In 2014, Melbourne-based Loveshack released Framed, a comic book-style puzzle game that requires manipulation of panels to guide the main character through a noir spy story. The game struck a chord for its novel combination of puzzles, narrative, and hip, silhouetted spy style. This week, Loveshack released Framed 2, an excellent prequel to Framed that delivers more of what made the original version a hit, but as part of a deeper and more refined experience.

Framed 2 jumps into hard puzzles quickly, seemingly assuming familiarity with the first game. Therefore, if you haven’t tried Framed or don’t play a lot of puzzle games, you may want to start with the original game first.

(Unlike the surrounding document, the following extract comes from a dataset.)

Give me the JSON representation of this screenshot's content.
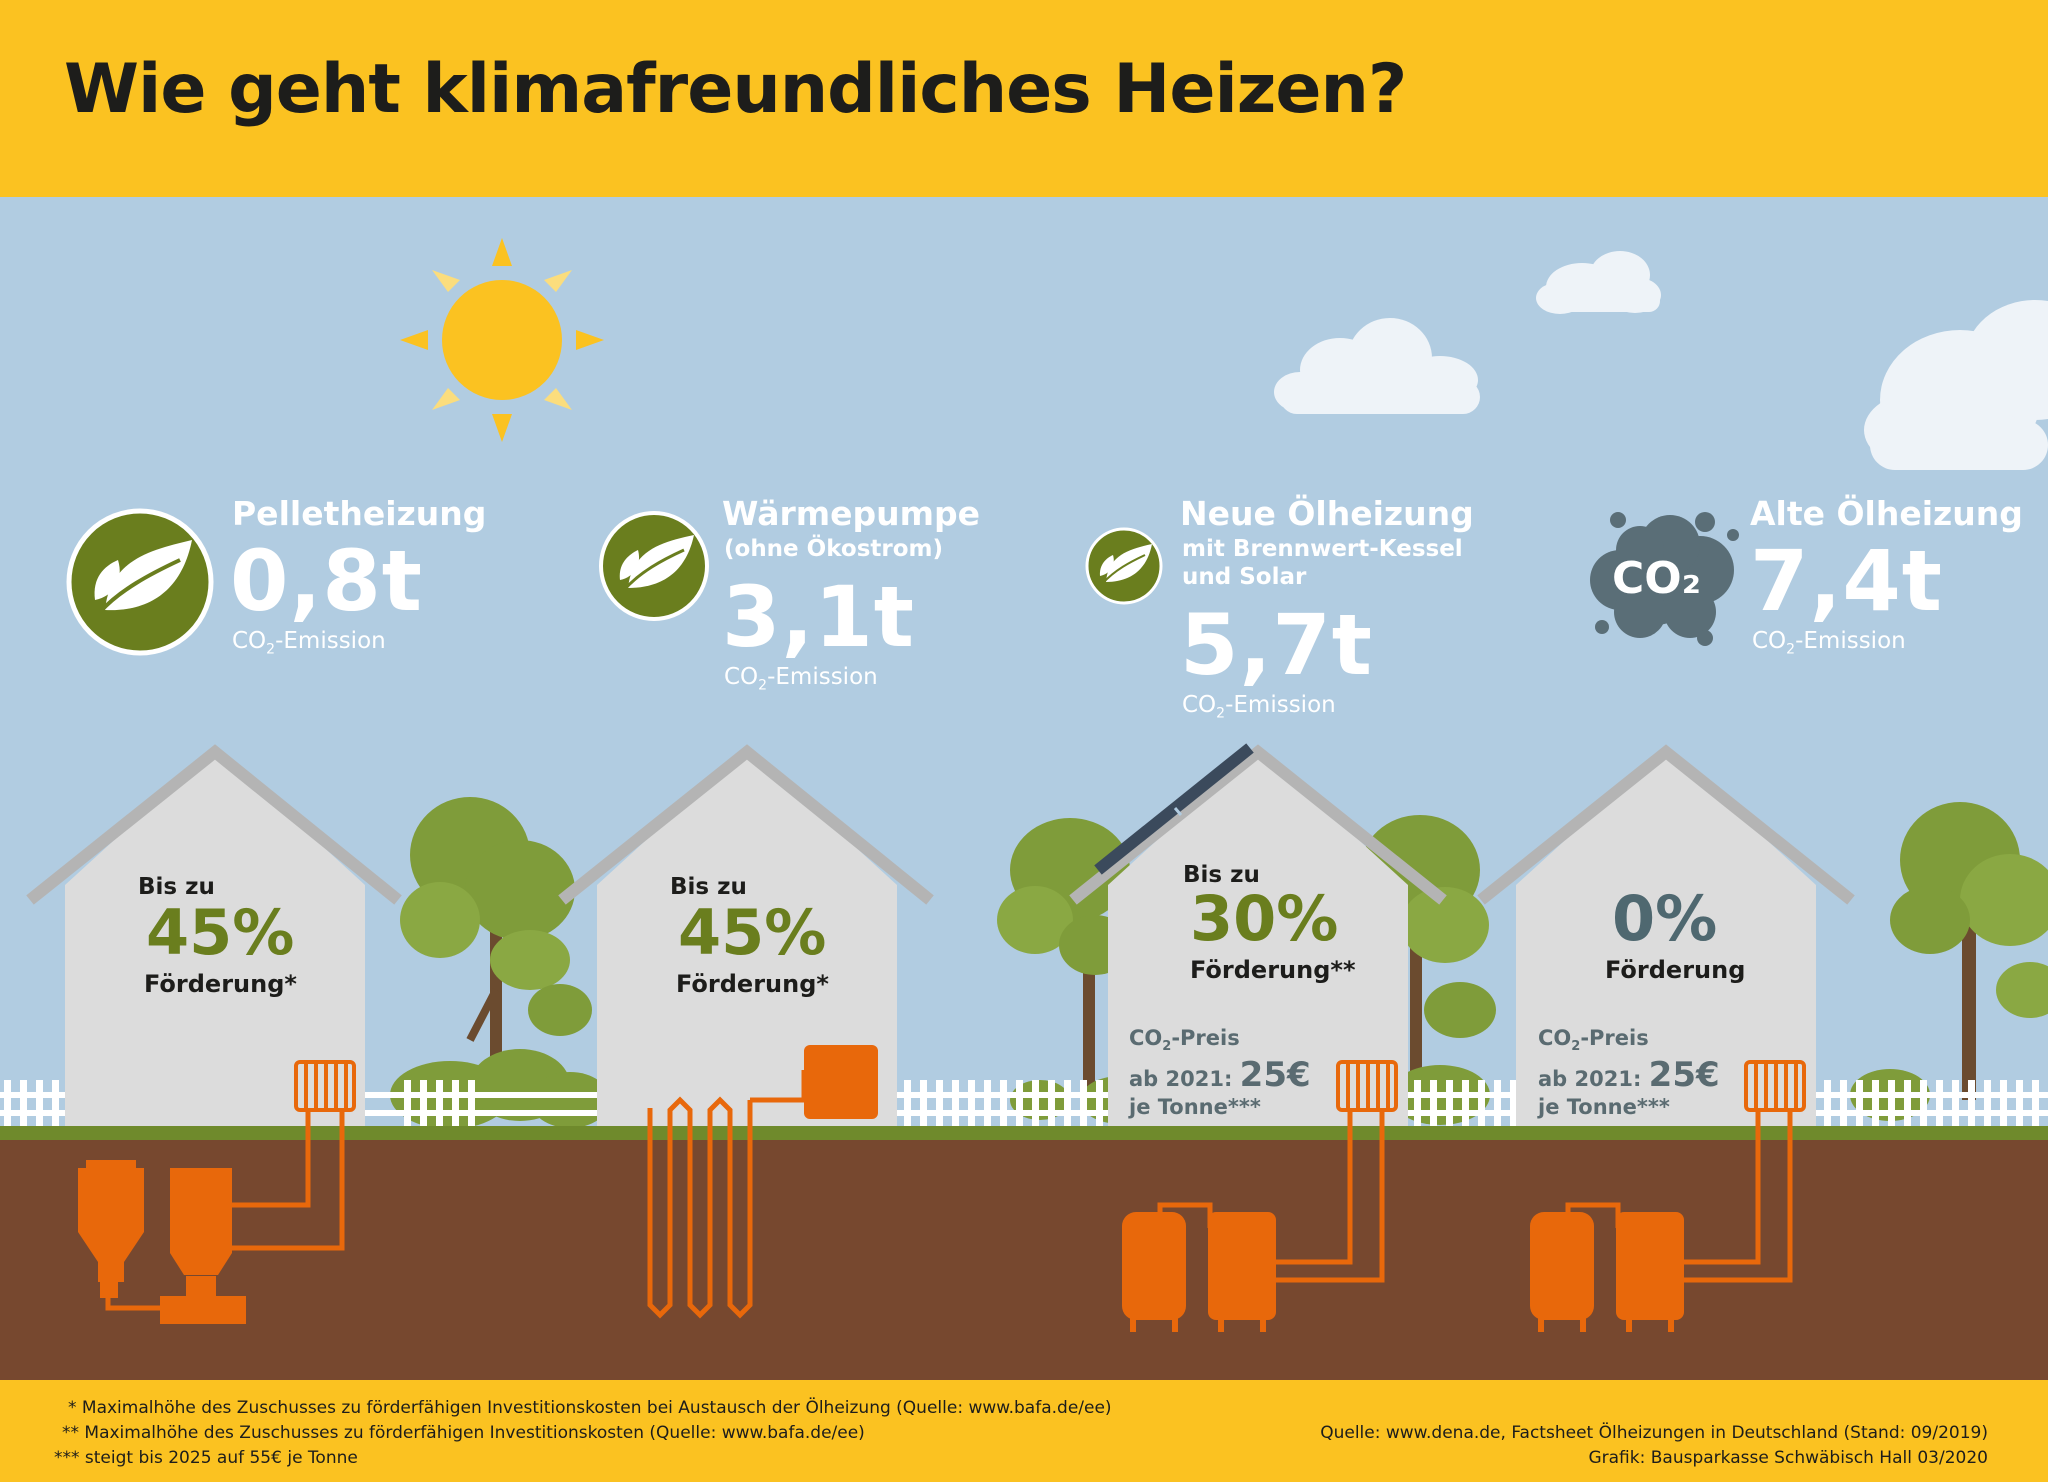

I enjoyed getting into more challenging puzzles early, but it’s an approach that could be frustrating to beginners.

The mechanics are still simple, though. The narrative plays out across comic book-style panels with the black silhouetted characters animating from panel to panel as they move through the story. Your job is to reorder, rotate, and reuse panels so the characters can make it through the scene to the next set of panels. The obstacles you face along the way vary from holes in a boardwalk to police officers on the beat.

One way Framed 2 adds complexity to its puzzles this time around is by occasionally requiring you to get multiple characters through the scene. The game also has more puzzles that require the reuse of panels, which is something that wasn’t used as often in the original game. Combined with rotating panels, Framed 2 makes you consider the timeline of the story as it plays out as well as the spatial relationships among the characters, which adds to the challenge. This version also adds collectible Polaroid-style photos, which provides an incentive to go back and play levels again.

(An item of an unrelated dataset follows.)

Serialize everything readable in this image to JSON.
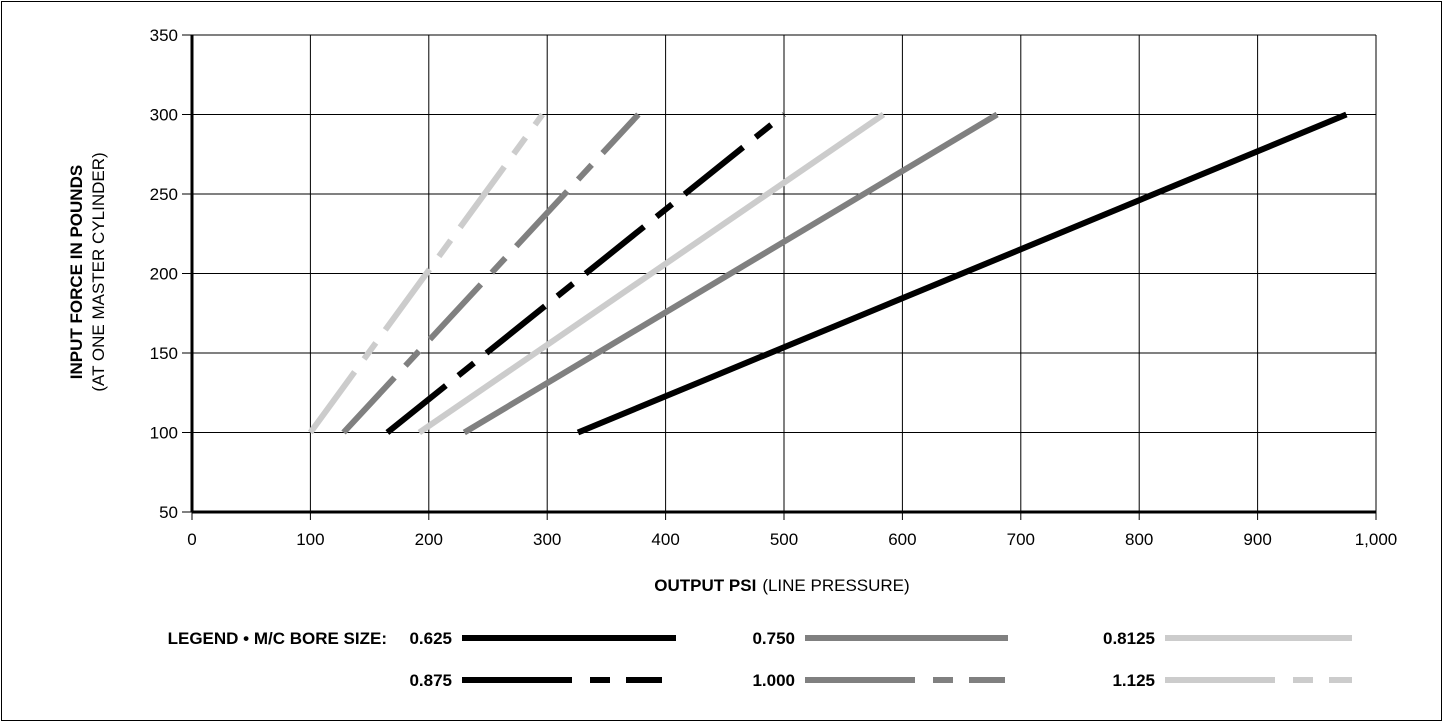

The action pauses as you move panels. After you’re finished dragging panels around, sit back and watch the story unfold to see if your setup works. There is no penalty for failing a puzzle other than having to start the scene over, which is not a big deal because the scenes are short. It’s a trial and error process that’s focused on the narrative and puzzles, not a scoring system.

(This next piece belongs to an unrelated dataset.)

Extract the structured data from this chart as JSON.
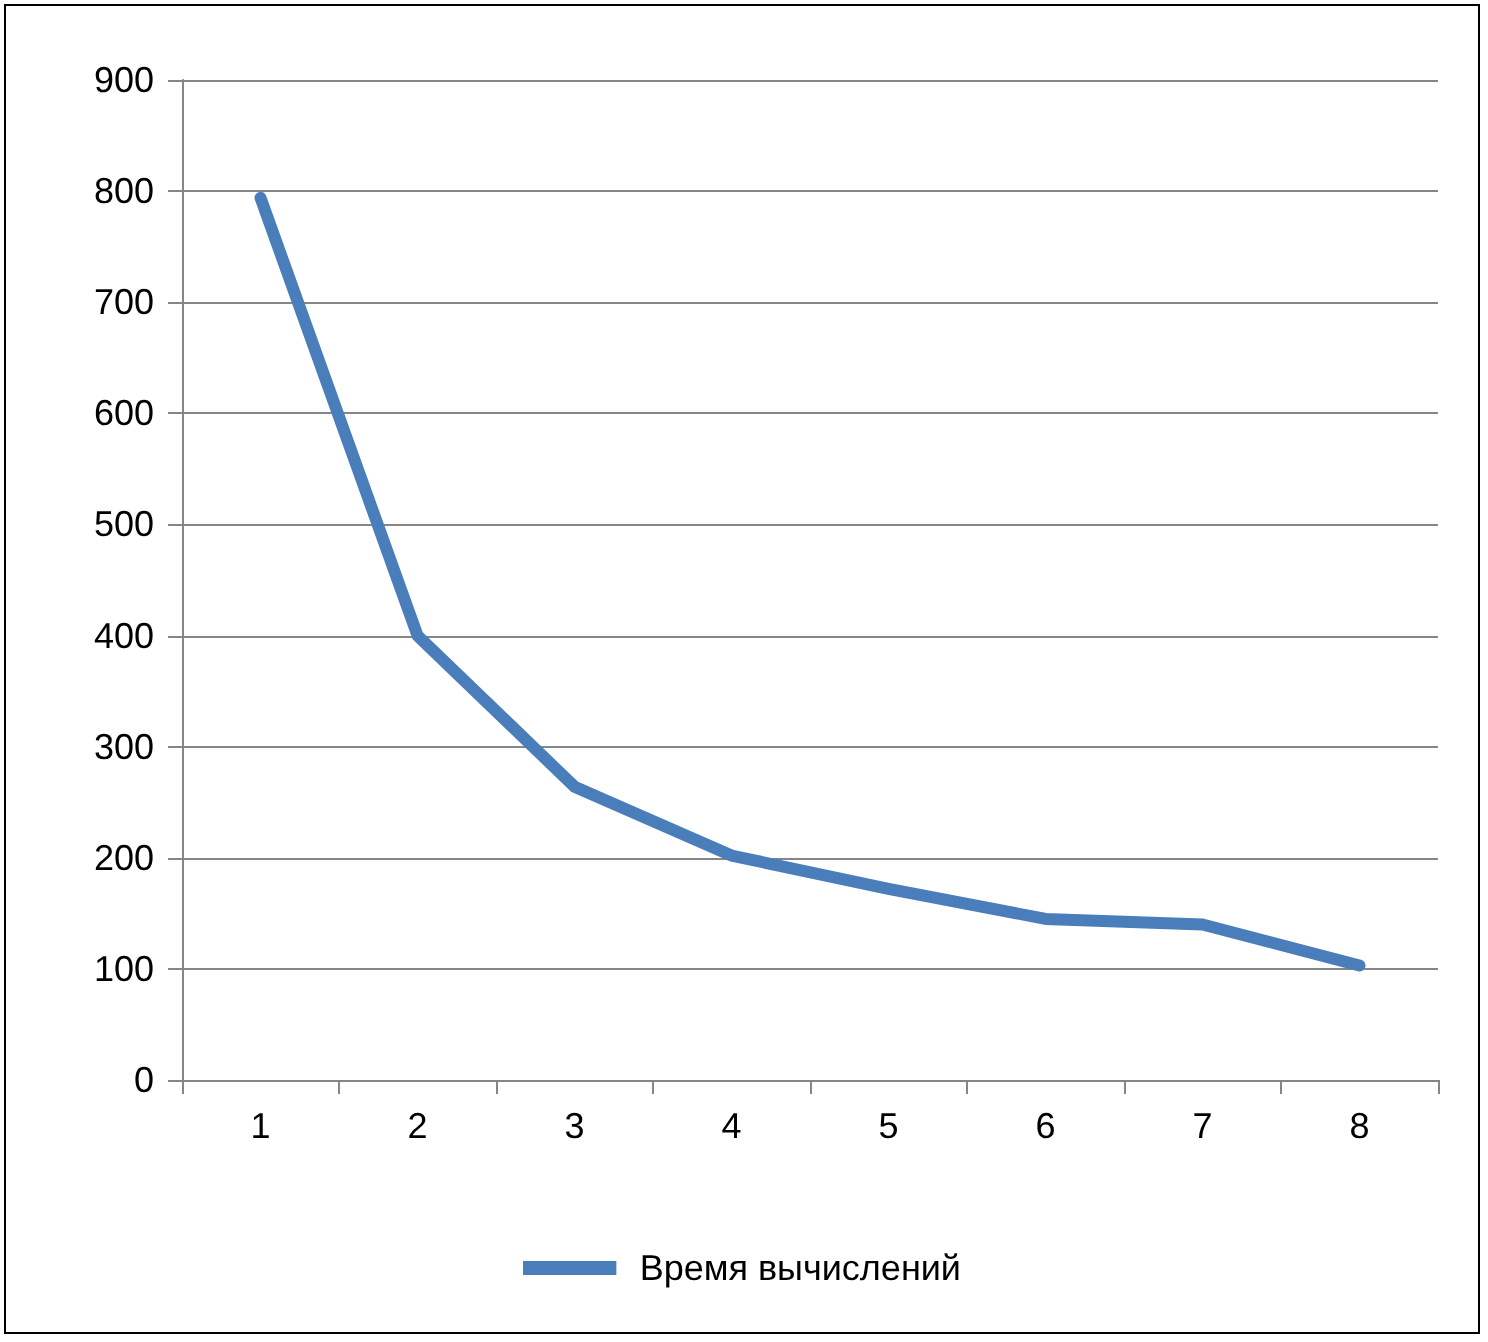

The game’s visuals have been kicked up a notch from the original game too. The settings are more varied, and the art is more refined overall. As with Framed, the prequel includes a great 60s-style jazz soundtrack that complements the artwork perfectly and adds atmosphere.

Framed 2 won’t be the same delightful experience that the first game was for anyone who played it simply because the prequel won’t feel as surprising and new. However, Loveshack has taken what worked in that original game and extended it by adding more of what worked the first time, along with new layers of complexity. The result works to make Framed 2 feel simultaneously familiar and fresh in a way that should appeal equally to existing fans and newcomers.

Framed 2 is available on the App Store.